Minnesota Sports Betting Misses Finish Line

Sports betting legislation granting tribes exclusive rights to offer sports wagering sailed through the Minnesota House. But a Senate amendment extending sports betting to two horse racetracks led the measure to fail.

Minnesota Sports Betting Misses Finish Line

In Minnesota, sports betting legislation fell short of the finish line just before the session ended May 22. The addition of licenses for two horse racetracks doomed the bill sponsored by state Rep. Zack Stephenson.

The legislation started out with bipartisan support and advanced through five House committees before it passed the full House, 70-57. Unlike previous years, the Minnesota Indian Gaming Association supported Stephenson’s bill, which would have given the state’s 11 gaming tribes exclusive rights to on-site and online sports wagering. Mobile sports betting would have been taxed at 10 percent.

But when the bill reached the Senate, a committee added an amendment to allow sports betting at the two horse racetracks, following Majority Leader Jeremy Miller’s insistence that commercial venues, as well as tribes, be allowed to offer sports wagering. MIGA sent an opposition letter to the committee withdrawing its support for the bill. The full Senate did not take up the legislation.

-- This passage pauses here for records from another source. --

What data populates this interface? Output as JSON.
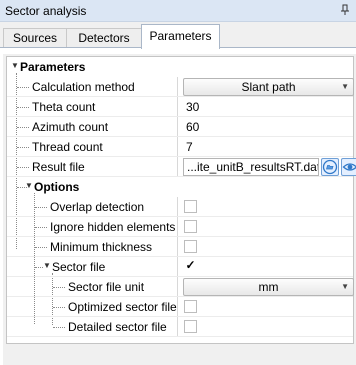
{
  "window": {
    "title": "Sector analysis"
  },
  "tabs": [
    {
      "label": "Sources"
    },
    {
      "label": "Detectors"
    },
    {
      "label": "Parameters"
    }
  ],
  "parameters": {
    "label": "Parameters",
    "calculation_method": {
      "label": "Calculation method",
      "value": "Slant path"
    },
    "theta_count": {
      "label": "Theta count",
      "value": "30"
    },
    "azimuth_count": {
      "label": "Azimuth count",
      "value": "60"
    },
    "thread_count": {
      "label": "Thread count",
      "value": "7"
    },
    "result_file": {
      "label": "Result file",
      "value": "...ite_unitB_resultsRT.dat"
    }
  },
  "options": {
    "label": "Options",
    "overlap_detection": {
      "label": "Overlap detection",
      "checked": false
    },
    "ignore_hidden": {
      "label": "Ignore hidden elements",
      "checked": false
    },
    "minimum_thickness": {
      "label": "Minimum thickness",
      "checked": false
    },
    "sector_file": {
      "label": "Sector file",
      "checked": true,
      "check_glyph": "✓"
    },
    "sector_file_unit": {
      "label": "Sector file unit",
      "value": "mm"
    },
    "optimized_sector_file": {
      "label": "Optimized sector file",
      "checked": false
    },
    "detailed_sector_file": {
      "label": "Detailed sector file",
      "checked": false
    }
  },
  "icons": {
    "pin": "pin-icon",
    "browse": "folder-open-icon",
    "view": "eye-icon",
    "dropdown": "chevron-down-icon"
  },
  "colors": {
    "titlebar": "#dbe6f4",
    "accent": "#2f78c8"
  }
}
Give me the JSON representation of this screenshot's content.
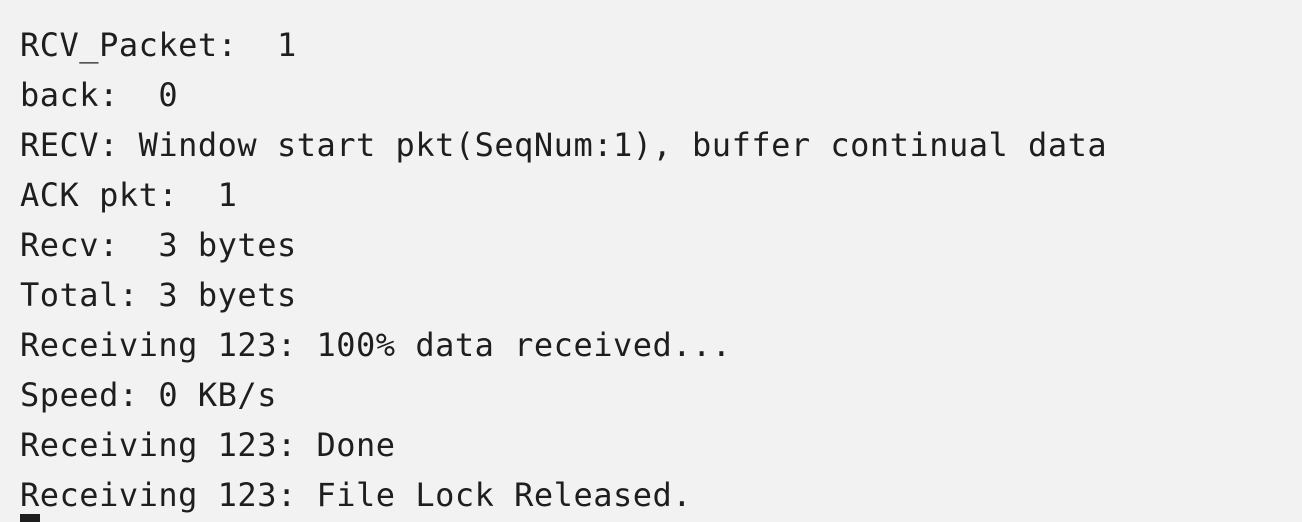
{
  "console": {
    "lines": [
      "RCV_Packet:  1",
      "back:  0",
      "RECV: Window start pkt(SeqNum:1), buffer continual data",
      "ACK pkt:  1",
      "Recv:  3 bytes",
      "Total: 3 byets",
      "Receiving 123: 100% data received...",
      "Speed: 0 KB/s",
      "Receiving 123: Done",
      "Receiving 123: File Lock Released."
    ]
  },
  "colors": {
    "background": "#f2f2f2",
    "text": "#1e1e1e"
  }
}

State Rep. Pat Garofalo, a co-sponsor of the measure, said, “There are too many legislators focused on short-term political considerations instead of thinking about what is best for the whole state. The sports gambling issue is symbolic of how screwed up the lawmaking process is in Minnesota.”

According to a KTSP/SurveyUSA poll., more than 60 percent of Minnesotans support legalized sports betting.